Pada masa jabatan pertamanya, Donald Trump mengenakan tarif besar-besaran terhadap China, sehingga mengguncang perekonomian global.
Menjelang kembalinya ke Gedung Putih, Trump menjanjikan tindakan yang lebih drastis, tarif 10 persen untuk semua impor ke Amerika Serikat dan 60 persen untuk barang-barang dari China.
Meskipun China belum berkomentar secara langsung mengenai ancaman Trump, China telah memperingatkan akan adanya ketegangan perdagangan lebih lanjut.
Mao Ning, juru bicara Kementerian Luar Negeri China, mengatakan, "Kami tidak menjawab pertanyaan hipotetis. Namun izinkan saya menegaskan kembali bahwa tidak ada pemenang dalam perang dagang, dan dunia juga tidak akan mendapat manfaat darinya."
Tarif apa pun yang diterapkan Trump dapat merugikan perekonomian yang bergantung pada ekspor, namun perang dagang Amerika Serikat-China yang meluas juga dapat menciptakan peluang.
Banyak negara mendapat manfaat dari peralihan produksi dari China untuk menghindari tarif. Menteri Perdagangan Thailand Pichai Naripthaphan baru-baru ini mengatakan kepada VOA Thai Service bahwa negaranya telah menyaksikan masuknya perusahaan-perusahaan Amerika Serikat yang merelokasi pabriknya dari China.
“Kita harus bisa mengatasi persoalan ini. Saya sebenarnya melihat permasalahan ini sebagai keuntungan bagi Thailand. Saya yakin kita bisa menjadi tujuan investasi bagi setiap negara,” jelasnya.
Namun pendekatan tersebut memiliki risiko. Banyak negara yang meninggalkan China kini sangat bergantung pada ekspor ke Amerika Serikat, sehingga membuat mereka semakin rentan terhadap tarif Trump atau upaya untuk menindak barang-barang yang dialihkan tersebut.
Kekhawatiran ini tidak hanya dirasakan oleh mitra-mitra dagang terbesar Amerika Serikat. Di Afrika, di mana perdagangan dengan Amerika Serikat sudah terbatas, tarif yang lebih tinggi dapat membuat akses menjadi lebih sulit, kata Melvin Foote, pendiri LSM Constituency for Africa.
“Jika kita berbicara tentang manufaktur, jika kita berbicara tentang produksi pertanian, seperti nanas – memasuki pasar Amerika Serikat akan menjadi hal yang sulit. Jadi saya tidak optimistis mengenai perdagangan Amerika Serikat dengan Afrika, jika kita berbicara tentang kenaikan tarif,” imbuhnya.

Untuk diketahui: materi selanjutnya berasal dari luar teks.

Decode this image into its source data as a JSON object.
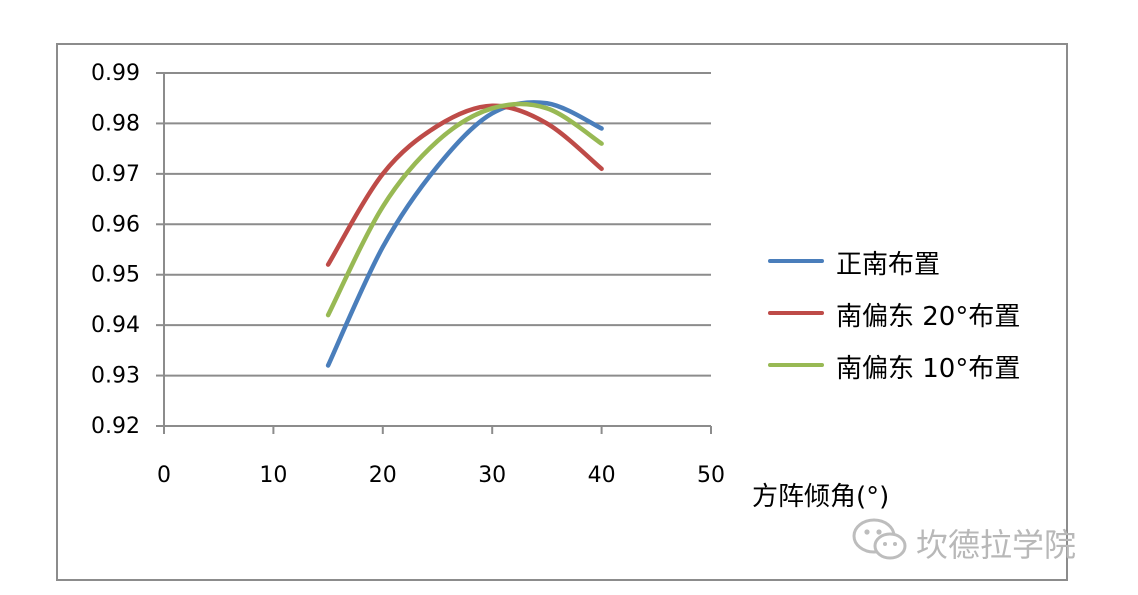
{
  "chart_data": {
    "type": "line",
    "xlabel": "方阵倾角(°)",
    "ylabel": "",
    "xlim": [
      0,
      50
    ],
    "ylim": [
      0.92,
      0.99
    ],
    "x_ticks": [
      "0",
      "10",
      "20",
      "30",
      "40",
      "50"
    ],
    "y_ticks": [
      "0.99",
      "0.98",
      "0.97",
      "0.96",
      "0.95",
      "0.94",
      "0.93",
      "0.92"
    ],
    "grid": "horizontal",
    "legend_position": "right",
    "series": [
      {
        "name": "正南布置",
        "color": "#4a7ebb",
        "x": [
          15,
          20,
          25,
          30,
          35,
          40
        ],
        "y": [
          0.932,
          0.9555,
          0.9715,
          0.982,
          0.984,
          0.979
        ]
      },
      {
        "name": "南偏东 20°布置",
        "color": "#be4b48",
        "x": [
          15,
          20,
          25,
          30,
          35,
          40
        ],
        "y": [
          0.952,
          0.97,
          0.9795,
          0.9835,
          0.98,
          0.971
        ]
      },
      {
        "name": "南偏东 10°布置",
        "color": "#98b954",
        "x": [
          15,
          20,
          25,
          30,
          35,
          40
        ],
        "y": [
          0.942,
          0.9635,
          0.9765,
          0.983,
          0.983,
          0.976
        ]
      }
    ]
  },
  "watermark": {
    "text": "坎德拉学院",
    "icon": "wechat-icon"
  }
}
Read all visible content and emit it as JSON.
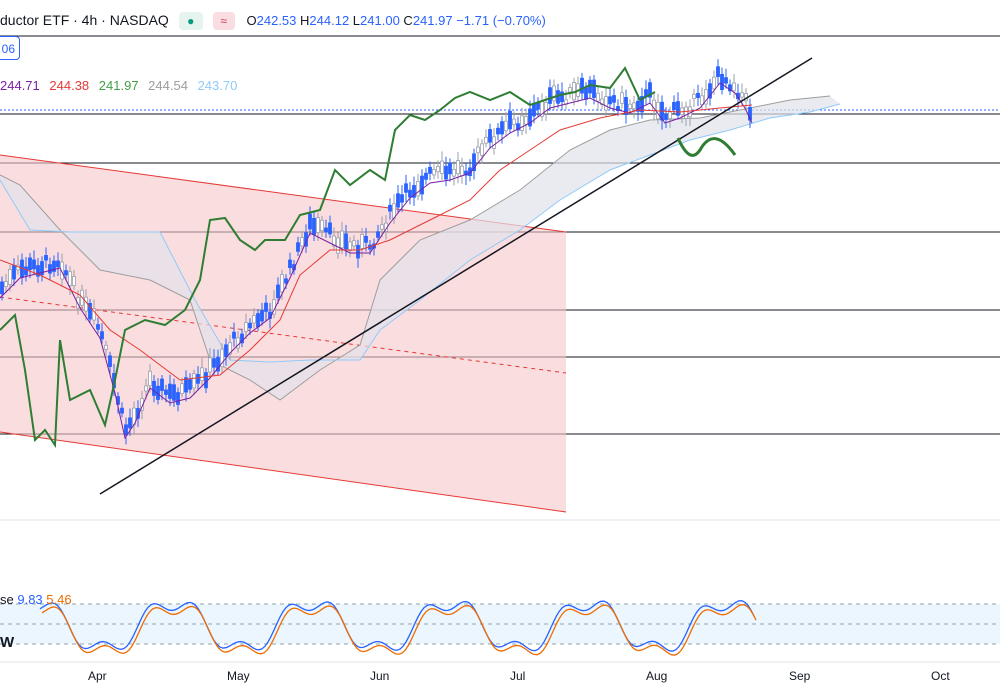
{
  "header": {
    "symbol": "ductor ETF · 4h · NASDAQ",
    "live_icon": "●",
    "wave_icon": "≈",
    "o_label": "O",
    "o_value": "242.53",
    "h_label": "H",
    "h_value": "244.12",
    "l_label": "L",
    "l_value": "241.00",
    "c_label": "C",
    "c_value": "241.97",
    "change": "−1.71 (−0.70%)"
  },
  "side_box_value": "06",
  "ichimoku": {
    "values": [
      "244.71",
      "244.38",
      "241.97",
      "244.54",
      "243.70"
    ],
    "colors": [
      "#7b1fa2",
      "#e53935",
      "#43a047",
      "#9e9e9e",
      "#90caf9"
    ]
  },
  "stoch": {
    "label": "se",
    "k": "9.83",
    "d": "5.46",
    "suffix": "W"
  },
  "x_axis": [
    "Apr",
    "May",
    "Jun",
    "Jul",
    "Aug",
    "Sep",
    "Oct"
  ],
  "colors": {
    "up": "#2962ff",
    "down": "#2962ff",
    "tenkan": "#7b1fa2",
    "kijun": "#e53935",
    "chikou": "#2e7d32",
    "channel": "#f7c6c9",
    "stochK": "#2962ff",
    "stochD": "#ef6c00"
  },
  "chart_data": {
    "type": "candlestick",
    "x_categories": [
      "Apr",
      "May",
      "Jun",
      "Jul",
      "Aug",
      "Sep",
      "Oct"
    ],
    "last_price": 241.97,
    "ohlc_last": {
      "open": 242.53,
      "high": 244.12,
      "low": 241.0,
      "close": 241.97
    },
    "ichimoku": {
      "tenkan": 244.71,
      "kijun": 244.38,
      "chikou": 241.97,
      "span_a": 244.54,
      "span_b": 243.7
    },
    "stochastic": {
      "k": 9.83,
      "d": 5.46
    }
  }
}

Sebagian besar ketidakpastian muncul karena sulitnya memprediksi Trump. Selama masa jabatan pertamanya, ia sering menggunakan prospek tarif sebagai alat tawar-menawar, sebelum akhirnya mencapai kesepakatan perdagangan individual, kata analis Jayant Meno dari Institute of Southeast Asian Studies.

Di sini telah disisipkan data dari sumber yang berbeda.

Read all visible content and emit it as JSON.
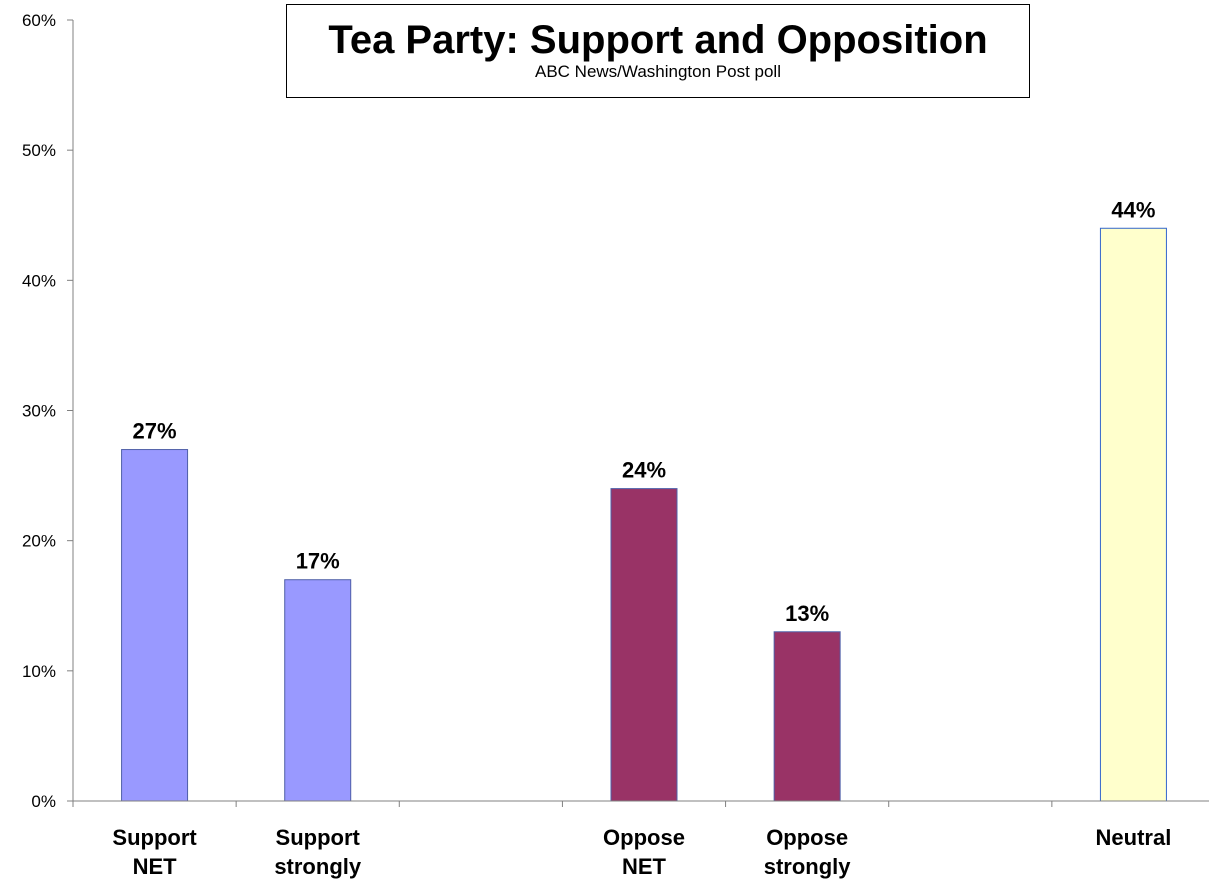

“Saya kira Trump bukanlah seorang proteksionis. Dia seorang pembuat kesepakatan. Itulah yang dia suka tampilkan – Anda tahu, seni kesepakatan dan sebagainya…jadi dia menyukai perjanjian perdagangan bebas di mana dia berperan di dalamnya,” jelasnya.
Menon mengatakan negara-negara yang menjadi sasaran Trump dapat mendorong munculnya perjanjian-perjanjian perdagangan baru, dan bukan meningkatkan perang tarif yang dapat merugikan negara mereka sendiri dan perekonomian global.
Masih menurut Menon, tidak semua usulan Trump mengarah pada peningkatan proteksionisme. Trump, kata Menon, juga menyarankan pengurangan subsidi untuk kendaraan listrik buatan Amerika Serikat – subsidi yang diberlakukan oleh pemerintahan Biden.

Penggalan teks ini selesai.